Earlier in the week, the Daily Press received a number of phone calls and documents from concerned tribal members and employees about alleged bonuses paid out to tribal leaders, including $5,000 each to Wickliffe and Assistant Chief Charles Locust; $2,500 to Tribal Secretary Joyce Fourkiller Hawk and Treasurer Ella Mae Worley; and $2,500 to the tribe’s comptroller, accounting manager, executive director of tribal operations and planning directors in July. Tribal councilors received $1,000 each.
The bonuses were allegedly handed out in celebration of the tribe’s earning land into trust from the federal government. Tribal members said they were unsure whether the bonuses were paid from federal funds or tribal funds, and also demanded the money be returned.
Whorley supposedly gave back her bonus, as did two tribal councilors, Barry Dotson and Betty Holcomb.
Bellmard, on Saturday, said any bonuses paid were already provided for in the tribe’s budget, and again reiterated reporters should submit any and all media requests in writing.
Two tribal members indicated as rumor of the bonuses made its rounds to tribal employees, Wickliffe and Locust held a mandatory meeting with employees and casino managers, and strongly warned them against talking about the bonuses under penalty of job termination. The officials also reportedly told the employees not to discuss regular raises the officials had been taking.
Tribal employees told the Press if they spoke to the media, they would be fired, because such publicity could “undermine the good the chief has done for the tribe.”
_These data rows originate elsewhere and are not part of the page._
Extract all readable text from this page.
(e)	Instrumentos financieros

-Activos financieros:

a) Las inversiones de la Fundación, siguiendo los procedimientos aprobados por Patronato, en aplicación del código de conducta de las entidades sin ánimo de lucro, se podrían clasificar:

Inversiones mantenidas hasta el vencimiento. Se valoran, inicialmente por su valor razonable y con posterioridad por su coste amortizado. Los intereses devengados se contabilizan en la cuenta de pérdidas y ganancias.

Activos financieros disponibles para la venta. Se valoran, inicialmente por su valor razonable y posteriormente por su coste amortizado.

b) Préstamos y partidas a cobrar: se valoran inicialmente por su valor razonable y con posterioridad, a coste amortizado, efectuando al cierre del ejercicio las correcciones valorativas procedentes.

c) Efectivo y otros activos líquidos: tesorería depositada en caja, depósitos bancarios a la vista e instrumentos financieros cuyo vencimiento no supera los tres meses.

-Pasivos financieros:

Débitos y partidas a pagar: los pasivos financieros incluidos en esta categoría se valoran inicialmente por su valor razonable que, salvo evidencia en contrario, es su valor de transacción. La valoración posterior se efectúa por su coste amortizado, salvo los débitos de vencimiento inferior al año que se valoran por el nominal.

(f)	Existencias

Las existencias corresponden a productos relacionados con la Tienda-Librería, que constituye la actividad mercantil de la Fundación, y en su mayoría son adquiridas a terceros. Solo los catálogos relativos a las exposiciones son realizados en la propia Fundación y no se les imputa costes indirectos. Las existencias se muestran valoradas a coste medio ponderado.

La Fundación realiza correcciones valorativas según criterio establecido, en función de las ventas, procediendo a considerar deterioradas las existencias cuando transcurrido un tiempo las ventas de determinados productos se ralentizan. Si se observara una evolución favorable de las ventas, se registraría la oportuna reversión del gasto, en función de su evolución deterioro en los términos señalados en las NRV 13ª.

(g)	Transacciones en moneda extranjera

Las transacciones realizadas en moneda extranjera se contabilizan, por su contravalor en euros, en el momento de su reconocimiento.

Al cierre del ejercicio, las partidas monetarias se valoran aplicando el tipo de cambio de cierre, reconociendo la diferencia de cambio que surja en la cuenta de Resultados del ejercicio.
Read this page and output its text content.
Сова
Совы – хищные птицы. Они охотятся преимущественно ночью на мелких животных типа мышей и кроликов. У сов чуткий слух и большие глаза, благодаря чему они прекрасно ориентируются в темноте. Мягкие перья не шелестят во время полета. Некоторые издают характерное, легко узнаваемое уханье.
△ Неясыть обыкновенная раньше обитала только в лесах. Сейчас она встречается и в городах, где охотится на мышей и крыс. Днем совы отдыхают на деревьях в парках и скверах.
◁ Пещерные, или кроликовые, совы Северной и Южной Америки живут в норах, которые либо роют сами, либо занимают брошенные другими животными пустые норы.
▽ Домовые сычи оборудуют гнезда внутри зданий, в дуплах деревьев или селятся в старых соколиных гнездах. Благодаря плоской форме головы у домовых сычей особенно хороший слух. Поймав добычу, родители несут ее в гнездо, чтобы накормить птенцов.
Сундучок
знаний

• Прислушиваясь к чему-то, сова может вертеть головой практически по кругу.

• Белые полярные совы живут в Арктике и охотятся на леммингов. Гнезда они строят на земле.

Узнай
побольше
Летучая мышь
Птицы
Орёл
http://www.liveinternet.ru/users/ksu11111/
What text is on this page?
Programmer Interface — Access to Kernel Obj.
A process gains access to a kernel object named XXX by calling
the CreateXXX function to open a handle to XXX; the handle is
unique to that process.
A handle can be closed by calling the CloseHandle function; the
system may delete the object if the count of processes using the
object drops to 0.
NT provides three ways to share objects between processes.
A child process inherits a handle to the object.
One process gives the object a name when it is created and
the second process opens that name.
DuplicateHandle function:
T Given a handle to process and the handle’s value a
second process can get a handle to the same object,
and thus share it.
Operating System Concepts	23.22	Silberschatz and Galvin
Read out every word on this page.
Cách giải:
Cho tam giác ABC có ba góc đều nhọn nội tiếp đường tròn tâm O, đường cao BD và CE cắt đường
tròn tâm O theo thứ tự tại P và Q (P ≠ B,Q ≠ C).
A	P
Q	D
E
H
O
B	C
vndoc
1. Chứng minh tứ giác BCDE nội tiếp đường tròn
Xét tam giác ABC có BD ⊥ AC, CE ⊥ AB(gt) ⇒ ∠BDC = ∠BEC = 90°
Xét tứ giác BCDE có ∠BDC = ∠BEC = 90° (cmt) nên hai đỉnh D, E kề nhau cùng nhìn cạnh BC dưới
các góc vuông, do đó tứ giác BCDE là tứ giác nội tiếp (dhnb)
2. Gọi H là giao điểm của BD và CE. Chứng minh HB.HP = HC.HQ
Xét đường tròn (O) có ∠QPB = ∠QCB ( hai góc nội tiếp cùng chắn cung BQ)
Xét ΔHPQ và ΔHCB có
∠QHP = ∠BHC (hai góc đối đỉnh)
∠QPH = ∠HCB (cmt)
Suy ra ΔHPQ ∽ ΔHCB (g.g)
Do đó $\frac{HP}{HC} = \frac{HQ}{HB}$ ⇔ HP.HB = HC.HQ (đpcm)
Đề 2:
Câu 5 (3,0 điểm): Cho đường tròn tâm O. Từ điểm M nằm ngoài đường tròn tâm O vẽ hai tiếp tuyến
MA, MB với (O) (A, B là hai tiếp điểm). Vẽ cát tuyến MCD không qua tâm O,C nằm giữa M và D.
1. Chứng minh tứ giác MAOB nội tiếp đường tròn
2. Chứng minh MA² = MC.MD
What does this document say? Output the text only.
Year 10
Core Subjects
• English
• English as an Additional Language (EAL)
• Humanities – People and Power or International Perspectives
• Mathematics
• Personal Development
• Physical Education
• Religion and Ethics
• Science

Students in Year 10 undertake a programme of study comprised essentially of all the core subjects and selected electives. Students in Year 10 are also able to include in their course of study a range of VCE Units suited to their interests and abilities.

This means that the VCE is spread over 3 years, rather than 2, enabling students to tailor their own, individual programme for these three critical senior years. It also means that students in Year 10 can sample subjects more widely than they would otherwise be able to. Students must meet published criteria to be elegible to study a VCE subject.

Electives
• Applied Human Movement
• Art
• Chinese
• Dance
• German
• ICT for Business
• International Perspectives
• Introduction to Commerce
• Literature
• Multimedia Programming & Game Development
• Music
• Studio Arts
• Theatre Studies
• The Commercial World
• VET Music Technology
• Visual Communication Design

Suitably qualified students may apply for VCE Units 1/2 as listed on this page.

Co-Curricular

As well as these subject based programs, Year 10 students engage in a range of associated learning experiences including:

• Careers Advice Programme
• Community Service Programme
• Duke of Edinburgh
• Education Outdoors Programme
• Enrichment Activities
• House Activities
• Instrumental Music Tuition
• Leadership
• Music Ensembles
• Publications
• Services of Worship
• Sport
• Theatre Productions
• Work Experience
The informal “gag order” marks a striking parallel to a situation that had reportedly been causing turmoil at the Cherokee Nation. Newly elected Principal Chief Bill John Baker recently signed an executive order allowing employees of that tribe to discuss personnel issues without fear of termination.
According to sources attending Saturday’s meeting, Wickliffe immediately moved to enter into executive session, and Councilor Barry Dotson pointed out the chief had no authority to make motions. Wickliffe demanded Dotson sit down. Another councilor made a motion to move to executive session, which was seconded. Dotson, Holcomb and Worley opposed the motion.
The agenda was also amended to exclude public comment, and was conducted entirely in executive session.
It is unclear whether the tribe, although federally recognized and pledged to follow the U.S. Constitution, is exempt from open meeting laws. This, and other queries concerning alleged bonuses, have been submitted in writing to the tribe’s attorney general.